Matthew Doremus Abstracts

Matthew Doremus

Ph.D. Candidate

Entomology & Insect Sciences GIDP


Wolbachia Conference 2018  

Salem, Massachusetts

June 17-22, 2018


Terrestrial arthropods, including insects, commonly harbor heritable intracellular symbionts. These symbionts cannot survive outside the host and often confer novel beneficial phenotypes to the host to maintain stable vertical transmission. While many heritable symbionts are mutualistic, symbionts can also maintain vertical transmission through direct manipulation of host reproduction to favor infected female progeny via mechanisms like cytoplasmic incompatibility (CI). The efficacy of symbiont-induced effects often varies under changing environmental conditions, potentially leading to destabilization of the symbiosis.
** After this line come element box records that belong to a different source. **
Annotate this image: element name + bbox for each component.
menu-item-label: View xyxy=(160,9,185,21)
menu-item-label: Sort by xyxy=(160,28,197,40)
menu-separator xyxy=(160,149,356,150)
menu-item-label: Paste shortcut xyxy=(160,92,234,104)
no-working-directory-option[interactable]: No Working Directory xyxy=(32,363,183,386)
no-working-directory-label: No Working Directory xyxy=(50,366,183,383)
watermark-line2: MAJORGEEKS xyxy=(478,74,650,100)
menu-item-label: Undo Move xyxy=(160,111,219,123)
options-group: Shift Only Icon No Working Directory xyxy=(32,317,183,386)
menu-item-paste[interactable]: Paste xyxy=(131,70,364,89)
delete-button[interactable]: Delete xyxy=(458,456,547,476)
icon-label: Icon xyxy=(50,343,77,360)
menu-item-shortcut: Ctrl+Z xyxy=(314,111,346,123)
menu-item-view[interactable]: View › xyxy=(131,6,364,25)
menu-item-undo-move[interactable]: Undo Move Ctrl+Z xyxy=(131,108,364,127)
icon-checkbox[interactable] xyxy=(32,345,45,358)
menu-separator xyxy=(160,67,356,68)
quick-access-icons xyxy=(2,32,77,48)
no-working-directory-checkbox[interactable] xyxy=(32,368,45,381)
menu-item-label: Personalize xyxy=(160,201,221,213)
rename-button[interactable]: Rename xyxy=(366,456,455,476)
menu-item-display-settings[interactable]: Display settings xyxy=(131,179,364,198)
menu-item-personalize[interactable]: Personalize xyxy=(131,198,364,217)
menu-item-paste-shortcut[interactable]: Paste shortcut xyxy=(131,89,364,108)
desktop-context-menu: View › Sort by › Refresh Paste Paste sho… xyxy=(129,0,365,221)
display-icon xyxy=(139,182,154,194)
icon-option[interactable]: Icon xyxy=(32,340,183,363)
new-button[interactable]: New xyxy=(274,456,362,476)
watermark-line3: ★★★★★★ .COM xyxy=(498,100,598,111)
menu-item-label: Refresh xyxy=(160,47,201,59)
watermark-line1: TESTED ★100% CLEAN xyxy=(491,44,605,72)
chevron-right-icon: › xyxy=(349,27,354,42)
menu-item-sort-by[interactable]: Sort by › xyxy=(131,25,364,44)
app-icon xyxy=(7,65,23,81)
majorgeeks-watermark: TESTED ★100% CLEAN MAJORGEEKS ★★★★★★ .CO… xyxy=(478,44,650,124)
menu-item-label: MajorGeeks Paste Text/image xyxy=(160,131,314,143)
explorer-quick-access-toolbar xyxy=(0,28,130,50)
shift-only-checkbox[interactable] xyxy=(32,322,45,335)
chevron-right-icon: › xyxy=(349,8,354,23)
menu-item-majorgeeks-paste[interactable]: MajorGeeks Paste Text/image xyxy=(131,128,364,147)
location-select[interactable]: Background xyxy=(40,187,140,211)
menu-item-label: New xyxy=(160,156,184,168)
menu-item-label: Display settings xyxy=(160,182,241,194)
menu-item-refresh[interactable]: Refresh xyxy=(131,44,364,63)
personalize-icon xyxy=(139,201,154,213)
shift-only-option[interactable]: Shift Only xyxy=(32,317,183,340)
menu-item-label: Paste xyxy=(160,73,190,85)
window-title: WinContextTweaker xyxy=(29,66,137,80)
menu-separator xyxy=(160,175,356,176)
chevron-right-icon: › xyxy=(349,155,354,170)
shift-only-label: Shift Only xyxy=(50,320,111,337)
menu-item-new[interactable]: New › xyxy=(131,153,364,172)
For example, increased temperatures reduce the titer of a common reproductive manipulator, Wolbachia, and the strength of its conferred CI. Another manipulative symbiont, Cardinium, infects ~ 6% of Arthropods, including the whitefly parasitoid, Encarsia suzannae; this symbiont also induces CI in its host, however there appears to be little homology between the CI mechanisms of Cardinium and Wolbachia. Currently, little is known concerning the impact of temperature on the Cardinium-E. suzannae association, including whether temperature disrupts the CI phenotype. Furthermore, the mechanism by which Cardinium induces CI is unclear, although several candidate CI genes have been found in the Cardinium genome. Here, we investigated the effect of warm and cool temperatures on bacterial titer and CI strength in the Cardinium-E. suzannae system, and determined the timing of expression for three CI candidate genes throughout E. suzannae development. 

Abstract for Lay Audience

Most terrestrial arthropods, including insects, form associations with bacteria. Some of these bacterial partners live inside insect cells, cannot survive outside of their host, and are not contagious but instead are inherited from mother to offspring. Because of this restricted lifecycle, heritable symbionts have evolved numerous evolutionary strategies for maintaining their own transmission, often involving modification of the insect host biology or phenotype. These symbiont-modified phenotypes can have major impacts on host ecology and evolution, such as granting hosts increased resistance to important natural enemies, pathogens, or stress, or expanding host dietary range.  A common and extreme strategy consists of the symbiont manipulating the host reproductive system itself in a way that favors survival of offspring carrying the symbiont. This benefit comes at the expense of uninfected host offspring, causing the hosts with symbionts to become relatively more abundant and increasing the likelihood of future symbiont transmission.  I am studying a reproductive manipulation called cytoplasmic incompatibility (or “CI”), caused by the bacterium Cardinium. CI is a type of mating incompatibility between male and female hosts with and without the symbiont that results in an increase in progeny with the symbiont. I am particularly interested in how environmental factors like temperature influence symbiont-induced phenotypes and the stability of the insect-bacterium symbiosis. For example, in the case of the parasitic wasp, Nasonia vitripennis, and its manipulative bacterium, Wolbachia, exposure to elevated temperatures reduced the strength of its CI phenotype; this weaker phenotype was correlated with reduced symbiont density within the host. Cardinium is known to cause CI in my study organism, Encarsia suzannae, a parasitic wasp that lays its eggs and develops within sap-sucking whiteflies. However, it is unclear how the players in this symbiosis respond to differing temperatures. Utilizing two regimens consisting of the hot and cold temperature extremes of the wasp habitat, as well as a control regimen, I am testing the effects of temperature on the reproductive phenotype as well as Cardinium persistence within the host. These experiments may provide insight into the mechanism of the CI phenotype, and potentially reveal consequences of a dynamic climate on the stability of this type of heritable symbiosis.